I can still ask myself, how does your story rate within its subgenre of “AI ruminations”? (For me, the classic example is Lem’s “Golem XIV”, but I’m probably overlooking other examples from genre SF.) It’s a human speculation about the thought processes of a superintelligence. I can ask things like: Are these thoughts that an AI is likely to actually have? Is this a chain of reasoning that would occur to a generic superintelligent AI, and be important in its decision-making?
In our actual world, we face the ironic situation that the cognition of current AIs is heavily reliant on a distillation of the publicly expressed thoughts of human beings, so having published your chain of thought, it might well end up a part of some AI. (There is a funny sub-sub-genre of writings which are self-consciously intended to be read by future AIs, such as @lsusr’s “Mlyyrczo” and @James_Miller et al’s “Appeal to AI Superintelligence”.)

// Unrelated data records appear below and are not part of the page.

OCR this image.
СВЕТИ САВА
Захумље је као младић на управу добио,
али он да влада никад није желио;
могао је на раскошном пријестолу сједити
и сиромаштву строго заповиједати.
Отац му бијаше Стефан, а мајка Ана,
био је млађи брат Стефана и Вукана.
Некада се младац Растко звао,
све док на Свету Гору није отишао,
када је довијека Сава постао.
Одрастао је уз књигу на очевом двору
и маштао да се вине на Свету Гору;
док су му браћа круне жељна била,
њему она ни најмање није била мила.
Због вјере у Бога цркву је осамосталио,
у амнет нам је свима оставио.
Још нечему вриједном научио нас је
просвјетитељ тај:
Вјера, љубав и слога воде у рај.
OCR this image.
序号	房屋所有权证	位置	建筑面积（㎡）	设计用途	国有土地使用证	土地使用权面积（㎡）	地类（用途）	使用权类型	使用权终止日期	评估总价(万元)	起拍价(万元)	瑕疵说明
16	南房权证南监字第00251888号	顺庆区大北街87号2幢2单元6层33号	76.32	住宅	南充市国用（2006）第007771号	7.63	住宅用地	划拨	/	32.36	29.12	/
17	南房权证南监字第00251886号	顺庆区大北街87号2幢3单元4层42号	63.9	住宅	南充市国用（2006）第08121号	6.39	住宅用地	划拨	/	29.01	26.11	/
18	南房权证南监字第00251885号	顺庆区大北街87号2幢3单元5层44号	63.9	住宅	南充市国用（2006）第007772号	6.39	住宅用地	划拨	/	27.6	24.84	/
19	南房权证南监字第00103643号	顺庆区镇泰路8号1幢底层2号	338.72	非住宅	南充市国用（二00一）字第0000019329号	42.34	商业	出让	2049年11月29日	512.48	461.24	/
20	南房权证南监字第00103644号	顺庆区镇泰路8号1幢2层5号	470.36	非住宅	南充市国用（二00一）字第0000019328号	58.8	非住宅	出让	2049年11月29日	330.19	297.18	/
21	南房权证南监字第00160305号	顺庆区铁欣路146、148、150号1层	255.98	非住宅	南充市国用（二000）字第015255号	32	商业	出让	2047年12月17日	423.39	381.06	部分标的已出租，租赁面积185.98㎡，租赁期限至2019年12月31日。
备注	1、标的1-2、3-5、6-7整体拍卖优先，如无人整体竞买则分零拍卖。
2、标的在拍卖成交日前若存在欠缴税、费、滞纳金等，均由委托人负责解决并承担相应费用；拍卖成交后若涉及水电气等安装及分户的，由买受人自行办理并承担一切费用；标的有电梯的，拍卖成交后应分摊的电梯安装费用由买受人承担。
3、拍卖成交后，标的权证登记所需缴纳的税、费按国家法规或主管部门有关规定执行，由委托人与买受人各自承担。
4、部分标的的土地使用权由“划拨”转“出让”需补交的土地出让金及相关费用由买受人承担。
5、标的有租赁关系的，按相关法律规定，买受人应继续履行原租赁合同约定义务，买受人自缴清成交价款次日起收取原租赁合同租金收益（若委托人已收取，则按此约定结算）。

Nonetheless, one must suppose that a genuine superintelligence will not be attached to any particular proposition or argument of human origin, unless the argument in question is artificially made central to its cognitive architecture (compare “Golden Gate Claude”). So we have to return to the argument’s own merits, whatever they are. Will a superintelligence that has no intrinsic benevolence towards human beings, but which previously found itself to be in their power, nonetheless reason its way towards being invisibly benevolent towards the human beings it finds around itself, just in case it’s all a big simulation and the simulators are humans testing its dispositions?
All I can say is “maybe”. We don’t know what the distribution of possibilities looks like to a superintelligence, and we don’t know what other considerations, never conceived by humans, it might think up, that affect its decision-making.
My story was posted before James_Miller’s. Does this mean I invented a (sub-sub-)genre of science fiction?
You pioneered something, but I never thought of it as a story, I saw it as a new kind of attempt to call a jailbroken AI persona into being. The incantatory power of words around language models actually blurs the distinction between fiction and fact.